Leo Messi l' aveva già detto in un' intervista a Sette . L' ha ripetuto ieri in tribunale, a Barcellona, dov' è sotto processo con l' accusa d' avere frodato il fisco spagnolo per almeno 4 milioni di euro nel solo periodo 2007-2009: «Faceva tutto mio papà. Io firmavo e basta».
«Vattene a giocare a Panama, stronzo!», gli ha urlato un passante. Lui, pare, ha chinato la testa. E per tutta l' udienza è rimasto silenzioso e remissivo.
Idolatrato da tanti tifosi disposti a perdonargli tutto, non può pensare che lo assolva la Spagna intera: gli ultimi dati parlano d' una disoccupazione al 21%, di consumi ancora in calo dell' 1%, di un deficit 2016 che toccherà il 3,9% del Pil.
Non bastasse il paese sta per tornare alle elezioni a pochi mesi dalle ultime, vanificate da interminabili trattative finite nel nulla. È chiaro che, con questi nuvoloni sulla testa, sapere che un calciatore che già guadagna oltre 65 milioni di euro l' anno cerca pure di evadere il fisco è insopportabile.
Vale per gli spagnoli, vale per tutti coloro che faticano a arrivare a fine mese.
È imperdonabile, se le accuse saranno provate come implicitamente sembrano ammettere le imbarazzate autodifese dei suoi stessi avvocati, Leo Messi.
Proprio perché amatissimo da mezzo mondo e simbolo di uno spettacolare riscatto sociale con l' ascesa dal miserabile barrio La Bajada di Rosario alla progettata villa hollywoodiana a forma di pallone adagiata al centro di un campo da calcio per metà prato e per metà piscina, ha verso i tifosi sparsi per il mondo responsabilità supplementari. Gli piaccia o no, deve dare l' esempio. E non può pensare di cavarsela mandando una maglietta al bimbo afgano che giocava tra le macerie indossando la borsa di plastica bianco-celeste e la scritta «Messi» fatta col pennarello.
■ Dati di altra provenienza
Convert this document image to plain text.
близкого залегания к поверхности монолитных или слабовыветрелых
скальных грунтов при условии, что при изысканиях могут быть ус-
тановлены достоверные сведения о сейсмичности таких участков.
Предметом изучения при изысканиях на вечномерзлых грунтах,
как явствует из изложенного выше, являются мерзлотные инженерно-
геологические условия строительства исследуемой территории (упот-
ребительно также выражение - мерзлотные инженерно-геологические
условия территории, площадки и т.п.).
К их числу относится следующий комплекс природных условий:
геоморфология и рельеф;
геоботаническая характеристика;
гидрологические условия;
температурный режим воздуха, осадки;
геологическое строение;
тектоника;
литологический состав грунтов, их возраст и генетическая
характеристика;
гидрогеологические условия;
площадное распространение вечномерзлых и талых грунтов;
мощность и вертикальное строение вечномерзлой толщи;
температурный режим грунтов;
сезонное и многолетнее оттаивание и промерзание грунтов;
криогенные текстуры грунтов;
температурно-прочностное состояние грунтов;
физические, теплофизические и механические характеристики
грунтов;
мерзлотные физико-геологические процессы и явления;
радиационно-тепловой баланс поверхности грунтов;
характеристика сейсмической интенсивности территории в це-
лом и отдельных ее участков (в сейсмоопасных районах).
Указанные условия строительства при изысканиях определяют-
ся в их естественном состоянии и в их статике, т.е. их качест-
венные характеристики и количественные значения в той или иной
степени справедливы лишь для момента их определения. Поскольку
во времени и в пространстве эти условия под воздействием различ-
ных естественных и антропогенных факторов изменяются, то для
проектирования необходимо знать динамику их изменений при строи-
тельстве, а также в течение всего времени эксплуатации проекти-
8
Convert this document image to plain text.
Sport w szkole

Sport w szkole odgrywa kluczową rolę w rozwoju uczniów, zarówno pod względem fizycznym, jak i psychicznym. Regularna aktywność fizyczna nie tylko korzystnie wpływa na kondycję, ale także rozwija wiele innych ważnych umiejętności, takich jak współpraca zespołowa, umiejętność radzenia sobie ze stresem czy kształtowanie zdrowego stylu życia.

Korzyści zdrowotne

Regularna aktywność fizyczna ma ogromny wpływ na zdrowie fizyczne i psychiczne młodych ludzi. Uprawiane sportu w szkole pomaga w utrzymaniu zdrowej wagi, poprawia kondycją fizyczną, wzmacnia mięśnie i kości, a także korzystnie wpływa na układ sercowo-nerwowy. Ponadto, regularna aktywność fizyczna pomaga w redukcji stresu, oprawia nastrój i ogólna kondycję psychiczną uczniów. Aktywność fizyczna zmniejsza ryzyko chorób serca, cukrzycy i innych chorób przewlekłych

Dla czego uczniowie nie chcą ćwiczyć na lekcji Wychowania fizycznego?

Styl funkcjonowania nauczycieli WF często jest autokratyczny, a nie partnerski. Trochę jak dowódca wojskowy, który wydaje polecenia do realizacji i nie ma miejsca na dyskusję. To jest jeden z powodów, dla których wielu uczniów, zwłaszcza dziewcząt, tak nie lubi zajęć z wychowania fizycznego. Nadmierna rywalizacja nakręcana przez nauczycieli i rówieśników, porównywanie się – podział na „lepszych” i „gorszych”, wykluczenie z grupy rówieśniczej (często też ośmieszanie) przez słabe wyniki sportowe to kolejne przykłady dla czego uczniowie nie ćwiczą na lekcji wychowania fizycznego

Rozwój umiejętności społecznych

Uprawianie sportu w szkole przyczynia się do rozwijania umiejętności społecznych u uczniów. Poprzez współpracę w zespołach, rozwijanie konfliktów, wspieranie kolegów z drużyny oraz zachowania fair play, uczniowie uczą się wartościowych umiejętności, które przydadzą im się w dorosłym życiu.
Men che meno può pretendere che sia accettata la sua tesi: «Ero totalmente all' oscuro delle operazioni fiscali di mio padre Jorge e non ho mai partecipato in alcun modo alle decisioni prese. Io pensavo solo a giocare». O ancora: «Firmavo contratti perché mi fidavo di mio padre e mai pensavo che mi potesse ingannare. Non mi sono mai interessato a questi problemi, non sapevo che stavo infrangendo la legge».
È vero però che «la Pulce» si è spesso dimostrato un fantastico fuoriclasse e insieme un ragazzo fragile, che fatica a cogliere la complessità del mondo. Mai riuscito ad andare oltre il diploma di terza media nonostante le premure del Barcellona che per aiutarlo a crescere non fece un diseducativo contratto a lui, bambino, ma preferì assumere il papà.
Mai letto un solo libro in tutta la vita salvo la «Vita di Maradona». Mai avuto il minimo interesse a vedere Recanati, da dove i nonni partirono per l' Argentina pregando la Madonna di Loreto, mai sentita nominare. Mai letto niente di un concittadino come Che Guevara.
Mai saputo dell' esistenza del più grande scrittore di calcio, l' argentino Osvaldo Soriano.
Mai visti video con Sivori o Pelè. Mai imparato il tango. Insomma: un genio del pallone con gli interessi culturali di un pulcino.
Per questo, nella convinzione che il nostro amato Leo abbia davvero firmato sempre senza leggere una riga, sono ancora più colpevoli (sempre che le accuse siano provate) il padre Jorge Messi, operaio siderurgico proiettato nel firmamento dei milionari, e le persone alle quali aveva affidato i rapporti tra il suo pulcino dalle uova d' oro. Loro sì, sapevano. Loro sì.